Osservando sia i “vecchi” sia i suoi coetanei, si rese conto che stava indossando un vestito fuori moda.
Maledetto Francesco. Adesso era sparito e lui da lì non poteva muoversi.
Sapeva che avrebbe dovuto venire con la sua auto.
Cazzo! cazzo! cazzo!.
Cercò posti un po’ defilati, sperando, disperatamente, di individuare il suo amico, almeno per farsi dare le chiavi dell’auto dove lo avrebbe aspettato.
Alla fine lo aveva visto, ma era con due giovani gnocche. Una la conosceva, almeno di vista. Frequentava medicina ma non le aveva mai parlato. Troppo inarrivabile, troppo bella. Non si avvicinò per il timore che Francesco lo coinvolgesse in qualche sua palla, facendogli fare una figura peggiore di quella che stava vivendo. C’era pure il rischio che quella lo riconoscesse.
Scese in giardino dove c’era meno gente.
Finse di darsi un tono fumando una sigaretta, appoggiato di spalla ad una colonna.
“Quand’è stata l’ultima volta che tuo padre ha messo quest’abito?”
Benché la voce provenisse dalle sue spalle, sapeva, sentiva, ne era certo che quella donna ce l’avesse con lui.
Si sentì come colto, al supermercato, a rubare un barattolo di nutella. Non aveva bisogno di guardarsi allo specchio per avvertire il rossore che gli bruciava il viso e l’orgoglio. Quello stronzo di Francesco questa volta gliel’avrebbe pagata.
Gli venne in mente il libro di anatomia abbandonato aperto a casa, dove avrebbe voluto essere per studiare.
“Buona sera, signora”.
Far finta di nulla, in questi casi occorreva far finta di nulla.
“Tu ed i tuoi amici vi siete imbucati eh”.
Non riuscì nemmeno a negare. Non ne era capace.

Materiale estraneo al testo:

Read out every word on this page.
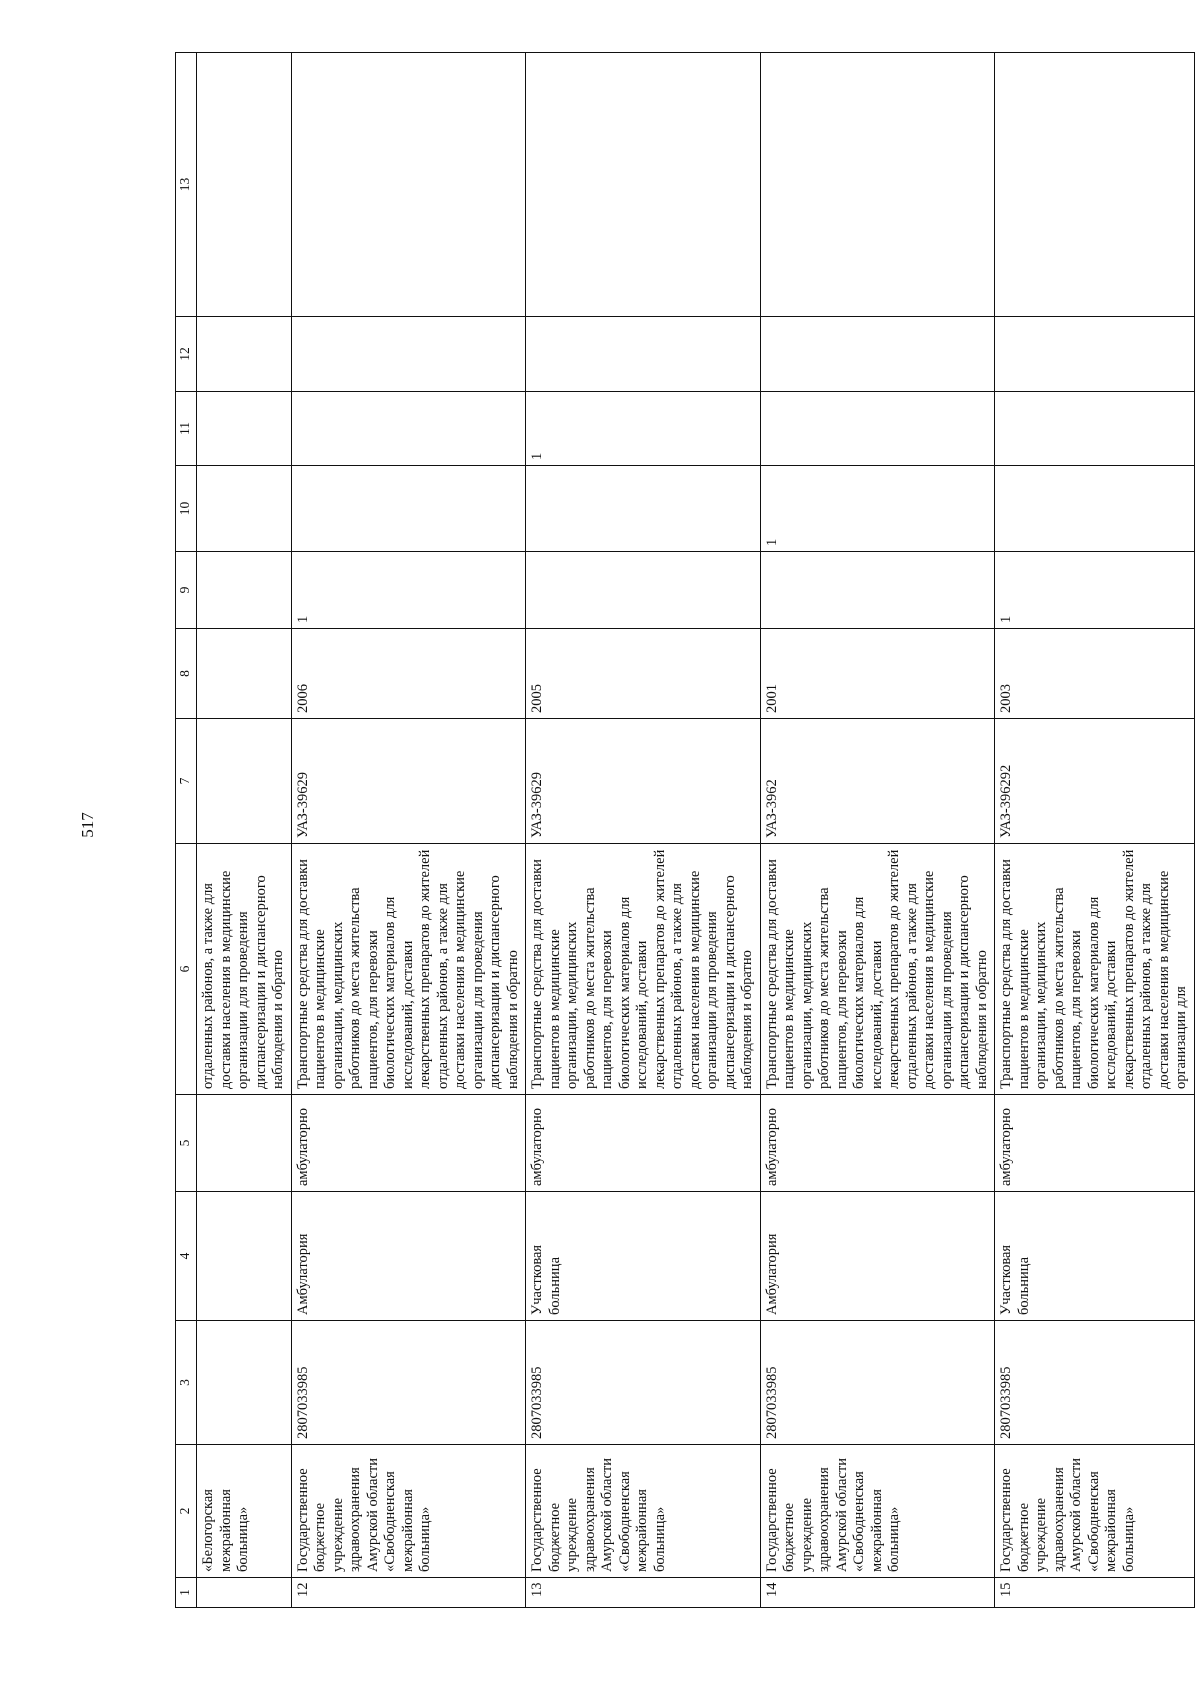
517
1	2	3	4	5	6	7	8	9	10	11	12	13
	«Белогорская межрайонная больница»				отдаленных районов, а также для доставки населения в медицинские организации для проведения диспансеризации и диспансерного наблюдения и обратно							
12	Государственное бюджетное учреждение здравоохранения Амурской области «Свободненская межрайонная больница»	2807033985	Амбулатория	амбулаторно	Транспортные средства для доставки пациентов в медицинские организации, медицинских работников до места жительства пациентов, для перевозки биологических материалов для исследований, доставки лекарственных препаратов до жителей отдаленных районов, а также для доставки населения в медицинские организации для проведения диспансеризации и диспансерного наблюдения и обратно	УАЗ-39629	2006	1				
13	Государственное бюджетное учреждение здравоохранения Амурской области «Свободненская межрайонная больница»	2807033985	Участковая больница	амбулаторно	Транспортные средства для доставки пациентов в медицинские организации, медицинских работников до места жительства пациентов, для перевозки биологических материалов для исследований, доставки лекарственных препаратов до жителей отдаленных районов, а также для доставки населения в медицинские организации для проведения диспансеризации и диспансерного наблюдения и обратно	УАЗ-39629	2005			1		
14	Государственное бюджетное учреждение здравоохранения Амурской области «Свободненская межрайонная больница»	2807033985	Амбулатория	амбулаторно	Транспортные средства для доставки пациентов в медицинские организации, медицинских работников до места жительства пациентов, для перевозки биологических материалов для исследований, доставки лекарственных препаратов до жителей отдаленных районов, а также для доставки населения в медицинские организации для проведения диспансеризации и диспансерного наблюдения и обратно	УАЗ-3962	2001		1			
15	Государственное бюджетное учреждение здравоохранения Амурской области «Свободненская межрайонная больница»	2807033985	Участковая больница	амбулаторно	Транспортные средства для доставки пациентов в медицинские организации, медицинских работников до места жительства пациентов, для перевозки биологических материалов для исследований, доставки лекарственных препаратов до жителей отдаленных районов, а также для доставки населения в медицинские организации для	УАЗ-396292	2003	1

Si sentiva solo rassicurato dal sorriso canzonatorio di quella signora coi capelli lunghi, biondi, molto curati. Era figa, nonostante i quaranta o quarantacinque anni che apparentemente dimostrava. Da giovane quella doveva essere stratosferica. Certo, il vestito ed il trucco giocavano un ruolo fondamentale, ma il corpo era proprio bello ed anche il viso, pur struccato, avrebbe comunque attirato l’attenzione.
Lo sguardo era quello della maestra che becca l’alunno più asino a copiare, più contenta di essere riuscita a scoprirlo che per l’azione in sé, perché da quell’allievo se lo aspettava.
Avrebbe voluto sprofondare e scappare.
“Il tuo amico, di sopra, ha trovato una tipa che gli dà retta. Gli sono passata a fianco e raccontava di essere imparentato con uno importante. La cosa divertente era che la tipa gli credeva. Credo che stasera il tuo amico scopi”.
Marcello era paralizzato. Negare non serviva a nulla. Confermare non era il caso.
Guardava l’espressione divertita della donna, tipica del gatto che gioca col topo.
Decise di darsi un tono, o almeno di cercare di farlo, fingendo quella spavalderia che non aveva. In casi di difficoltà il debole cerca di attaccare, sperando di spaventare l’avversario, usando però armi che non ha o che non sa usare.
“Se passa la serata a cercare chi si è imbucato, vuol dire che pure lei si sta rompendo le palle a questa festa del cazzo”.
Fu sorpreso dalla fragorosa risata della donna la quale gli poggiò la mano sul braccio, tenendola ferma ma morbida. Sembrava un gesto tipico di chi ha confidenza e vuole rassicurare l’interlocutore.
Marcello ebbe la sensazione, anzi la certezza, di avere fatto ancor più danni.
“Questa è casa mia e questa è la mia festa”.
Si sentì svuotato dentro e riuscì ad accennare un risata nervosa che, però, non era riuscita a convincere la donna che aveva davanti.
“Pare che questa non sia la mia serata”.
“Direi di no”.
Il sorriso e l’allegria di quella donna era coinvolgente, avvolgente. Pur volendo imbarazzarlo (riuscendoci, peraltro) teneva anche a rassicurarlo, come volesse prenderlo in giro ma per ridere assieme, senza infierire ma anche senza perdere il controllo della situazione.
“Su, da bravo, vai a prendermi un bicchiere di spumante che ho sete”.
Marcello tornò con due bicchieri.
“Eh no caro, hai già scroccato abbastanza. Tu non bevi, ti ho solo usato per farti guadagnare la serata ed essere utile, almeno come servo”.
Rise mentre bevve tutto d'un fiato il bicchiere che gli riconsegnò, vuoto.
Mentre si stava allontanando con l’altro, gli disse di tornare da lei, in quella casa, sabato mattina alle 11. Si raccomandò di non tardare, ma nemmeno di arrivare prima.